Fossil Study Sheds Light on Frogs' Evolutionary Triumph

University College Cork

A new study lead by UCC palaeontologists discovered that frogs have conserved their ecology in the last 45 million years.

Dr Daniel Falk, together with colleagues from UCC, Germany and the United States, studied 45-million-year-old frogs from the Geiseltal fossil site in central Germany. Remarkably, the fossils preserve skin remnants and layers of microscopic fossilised cell structures called melanosomes. These cell structures synthesise, store, and transport melanin - the pigment responsible for skin, hair, and eye colour.

Similar to modern frogs, these melanosomes occur in different body areas including the eyes, the internal organs and the skin. The shape of the melanosomes is different in fossil and modern soft tissues, except for those in the eyes and internal organs.

"We suspect that melanosome shape is related to function, which varies between tissues.

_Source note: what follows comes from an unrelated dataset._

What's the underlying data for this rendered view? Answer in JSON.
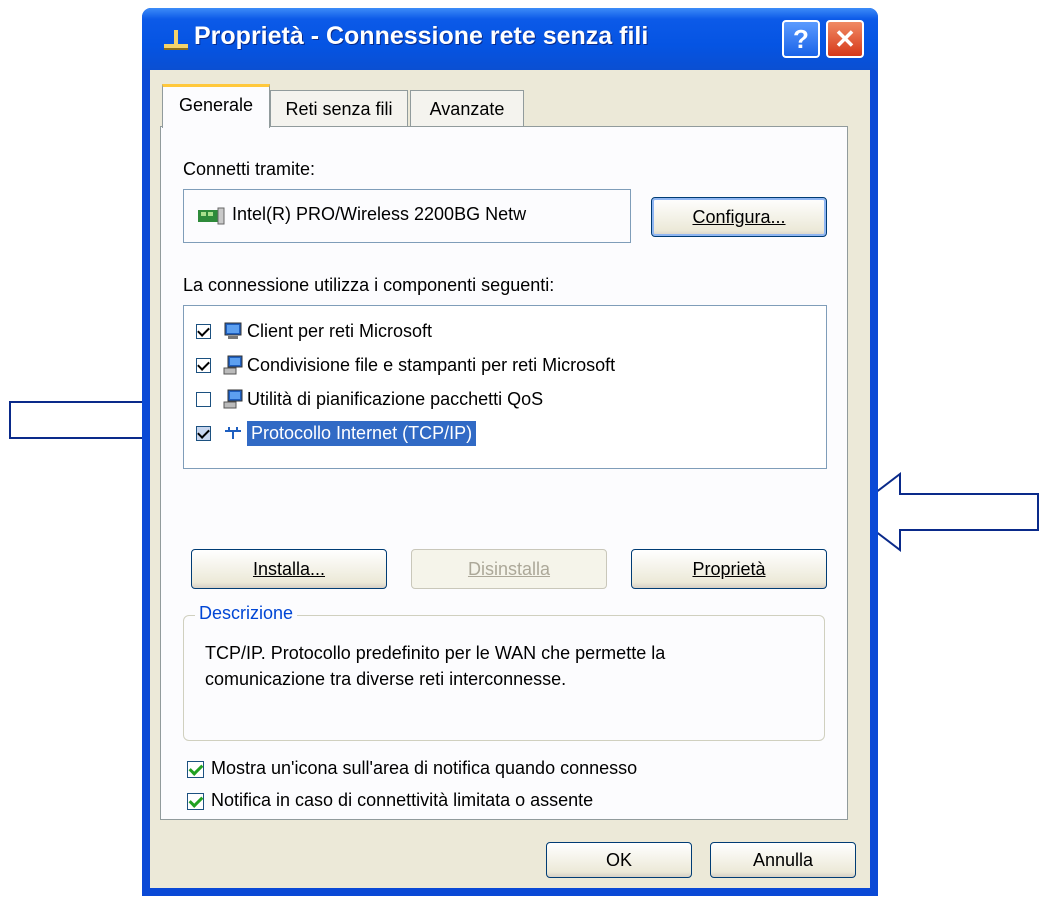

This can include photoprotection and homeostasis," said coauthor Dr Valentina Rossi, specialist for fossil melanosomes.

Dr Falk said:

"Interestingly, because the shape of eye melanosomes did not change over millions of years, we can assume that their function is still the same. There was no need for any evolutionary change. Some species are keeping ancestral traits instead of evolving new ones. We know that frogs retained their lifestyle for at least 45 million years and that included, for instance, the need to see at dawn and nighttime for hunting and mating."

This is the first time a study has combined large datasets of modern and fossil melanosomes from one animal group. The team studied the melanosomes using cutting edge electron microscope and synchrotron-X-ray fluorescence analyses. These techniques were not available when the fossils were first discovered in the early twentieth century.

"Palaeontological studies that integrate data from fossil and modern species have the power to shed new light on evolution" said senior author Prof. Maria McNamara.

"We are just beginning to realise the potential of melanin to serve as an evolutionary signal."

The study is part of a research cooperation between UCC, Martin-Luther-University Halle-Wittenberg (Germany), Natural History Museum Bamberg (Germany) and Stanford Synchrotron Radiation Lightsource (USA) with funding from the Irish Research Council, the European Research Council, Research Ireland and the U.S. Department of Energy. The study is published today in the journal iScience.